知財求人 - 知財ポータルサイト「IP Force」
(19)【発行国】日本国特許庁(JP)
(12)【公報種別】公表特許公報(A)
(11)【公表番号】
(43)【公表日】2025-08-26
(54)【発明の名称】カスタマ構内設備を接続するためのシステム及び方法
(51)【国際特許分類】
G06F 21/60 20130101AFI20250819BHJP
H04L 12/46 20060101ALI20250819BHJP
H04L 67/562 20220101ALI20250819BHJP
G06F 15/00 20060101ALI20250819BHJP
【FI】
G06F21/60 360
H04L12/46 V
H04L67/562
G06F15/00 420A
【審査請求】未請求
【予備審査請求】未請求
(21)【出願番号】P 2025505756
(86)(22)【出願日】2023-07-21
(85)【翻訳文提出日】2025-01-31
(86)【国際出願番号】 US2023070655
(87)【国際公開番号】W WO2024036032
(87)【国際公開日】2024-02-15
(31)【優先権主張番号】17/884,393
(32)【優先日】2022-08-09
(33)【優先権主張国・地域又は機関】US
(81)【指定国・地域】
【公序良俗違反の表示】
(特許庁注:以下のものは登録商標)
1.JAVA
2.JAVASCRIPT
3.VISUAL BASIC
4.FRAM
5.FIREWIRE
(71)【出願人】
【識別番号】391020182
【氏名又は名称】ソウラー タービンズ インコーポレイテッド
【氏名又は名称原語表記】SOLAR TURBINES INCORPORATED
(74)【代理人】
【識別番号】110001243
【氏名又は名称】弁理士法人谷・阿部特許事務所
(74)【代理人】
【識別番号】110002848
【氏名又は名称】弁理士法人NIP&SBPJ国際特許事務所
(72)【発明者】
【氏名】アゴスタニ、マルコ
(72)【発明者】
【氏名】アブルッツォ、ダリオ
(72)【発明者】
【氏名】ジャンナッティ、ガブリエーレ
(72)【発明者】
【氏名】コロンボ、シモーネ
【テーマコード(参考)】
5K033
【Fターム(参考)】
5K033AA08
5K033EC01
(57)【要約】
カスタマ構内設備を接続するためのシステム及び方法
カスタマ構内設備(CPE)(102)を本部本番環境(110)に自動的かつ安全に接続するためのシステム及び方法が開示される。
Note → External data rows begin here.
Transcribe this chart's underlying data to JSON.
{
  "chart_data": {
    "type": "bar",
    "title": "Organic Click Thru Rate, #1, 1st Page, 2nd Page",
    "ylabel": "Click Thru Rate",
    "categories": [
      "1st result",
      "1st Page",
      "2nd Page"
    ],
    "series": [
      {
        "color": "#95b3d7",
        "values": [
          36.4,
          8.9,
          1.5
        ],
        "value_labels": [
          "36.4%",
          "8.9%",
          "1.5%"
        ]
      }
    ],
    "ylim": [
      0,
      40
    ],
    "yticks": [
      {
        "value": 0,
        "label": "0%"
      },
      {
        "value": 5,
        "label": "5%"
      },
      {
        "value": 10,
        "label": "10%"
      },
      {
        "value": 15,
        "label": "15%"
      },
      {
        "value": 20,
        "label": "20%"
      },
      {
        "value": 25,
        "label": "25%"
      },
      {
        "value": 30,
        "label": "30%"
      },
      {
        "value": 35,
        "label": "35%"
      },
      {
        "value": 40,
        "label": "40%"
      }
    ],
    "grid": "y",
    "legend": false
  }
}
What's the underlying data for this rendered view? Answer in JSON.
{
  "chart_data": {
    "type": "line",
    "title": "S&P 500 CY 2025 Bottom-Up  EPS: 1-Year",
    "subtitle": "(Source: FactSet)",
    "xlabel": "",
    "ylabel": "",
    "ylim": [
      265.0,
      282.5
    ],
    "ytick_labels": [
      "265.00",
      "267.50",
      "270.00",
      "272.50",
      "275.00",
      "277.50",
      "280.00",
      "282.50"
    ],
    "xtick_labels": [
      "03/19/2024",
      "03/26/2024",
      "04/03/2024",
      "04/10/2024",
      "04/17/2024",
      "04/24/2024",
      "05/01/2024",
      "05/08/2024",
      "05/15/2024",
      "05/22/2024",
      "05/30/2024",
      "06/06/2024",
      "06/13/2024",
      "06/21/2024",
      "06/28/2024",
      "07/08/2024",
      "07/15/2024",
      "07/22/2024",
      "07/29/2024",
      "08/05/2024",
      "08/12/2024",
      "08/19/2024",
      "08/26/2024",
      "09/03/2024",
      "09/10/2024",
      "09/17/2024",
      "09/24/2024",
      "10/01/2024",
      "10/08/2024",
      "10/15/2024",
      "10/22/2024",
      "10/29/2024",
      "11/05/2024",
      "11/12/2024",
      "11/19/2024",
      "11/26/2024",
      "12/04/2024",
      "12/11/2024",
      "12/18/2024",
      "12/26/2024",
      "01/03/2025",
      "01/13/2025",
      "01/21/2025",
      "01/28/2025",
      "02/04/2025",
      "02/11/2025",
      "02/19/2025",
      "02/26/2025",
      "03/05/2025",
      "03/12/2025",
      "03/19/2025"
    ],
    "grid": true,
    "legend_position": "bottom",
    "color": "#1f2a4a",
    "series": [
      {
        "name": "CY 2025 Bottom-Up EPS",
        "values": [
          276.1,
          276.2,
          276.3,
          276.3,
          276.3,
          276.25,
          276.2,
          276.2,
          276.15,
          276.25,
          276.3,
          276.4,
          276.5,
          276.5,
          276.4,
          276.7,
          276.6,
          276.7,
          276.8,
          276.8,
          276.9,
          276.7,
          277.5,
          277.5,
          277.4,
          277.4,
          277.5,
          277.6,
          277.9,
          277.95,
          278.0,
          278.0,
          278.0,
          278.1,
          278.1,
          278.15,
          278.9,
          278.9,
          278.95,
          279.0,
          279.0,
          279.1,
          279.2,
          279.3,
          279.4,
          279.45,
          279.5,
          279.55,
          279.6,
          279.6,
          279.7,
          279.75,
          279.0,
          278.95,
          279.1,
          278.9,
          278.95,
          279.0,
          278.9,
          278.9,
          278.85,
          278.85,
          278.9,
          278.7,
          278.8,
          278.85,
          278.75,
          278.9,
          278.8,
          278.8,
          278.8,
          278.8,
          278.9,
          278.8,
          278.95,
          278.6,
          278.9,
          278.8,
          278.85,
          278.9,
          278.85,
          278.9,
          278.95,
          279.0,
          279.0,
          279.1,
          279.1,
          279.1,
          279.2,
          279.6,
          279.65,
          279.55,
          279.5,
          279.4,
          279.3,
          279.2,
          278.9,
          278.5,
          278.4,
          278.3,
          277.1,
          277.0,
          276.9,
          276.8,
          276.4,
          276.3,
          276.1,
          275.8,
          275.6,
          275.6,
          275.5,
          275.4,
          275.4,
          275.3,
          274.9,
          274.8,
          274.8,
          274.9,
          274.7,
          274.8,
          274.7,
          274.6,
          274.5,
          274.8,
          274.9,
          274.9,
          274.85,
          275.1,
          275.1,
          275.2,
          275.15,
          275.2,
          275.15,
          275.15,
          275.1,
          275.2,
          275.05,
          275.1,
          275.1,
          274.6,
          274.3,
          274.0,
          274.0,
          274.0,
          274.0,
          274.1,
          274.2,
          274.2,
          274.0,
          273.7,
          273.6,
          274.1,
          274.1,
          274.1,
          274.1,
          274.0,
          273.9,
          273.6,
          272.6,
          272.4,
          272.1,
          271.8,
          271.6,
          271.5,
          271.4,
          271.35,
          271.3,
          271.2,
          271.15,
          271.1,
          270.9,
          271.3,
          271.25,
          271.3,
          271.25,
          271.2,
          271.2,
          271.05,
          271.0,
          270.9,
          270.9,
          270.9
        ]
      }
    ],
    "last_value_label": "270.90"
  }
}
本方法は、ハンドシェイクメッセージをCPE(102)から本部事前登録サーバ(106)に自動的に送信することと、CPE(102)と離間サーバとの間に汎用VPNトンネル(113)を確立することと、CPEから1つ以上のパラメータを取得し、事前登録トンネル(114)を確立することと、1つ以上のパラメータを使用してCPE(102)を検証することと、CPE(102)と本番環境(110)との間に本番トンネル(113)を確立することと、を含む。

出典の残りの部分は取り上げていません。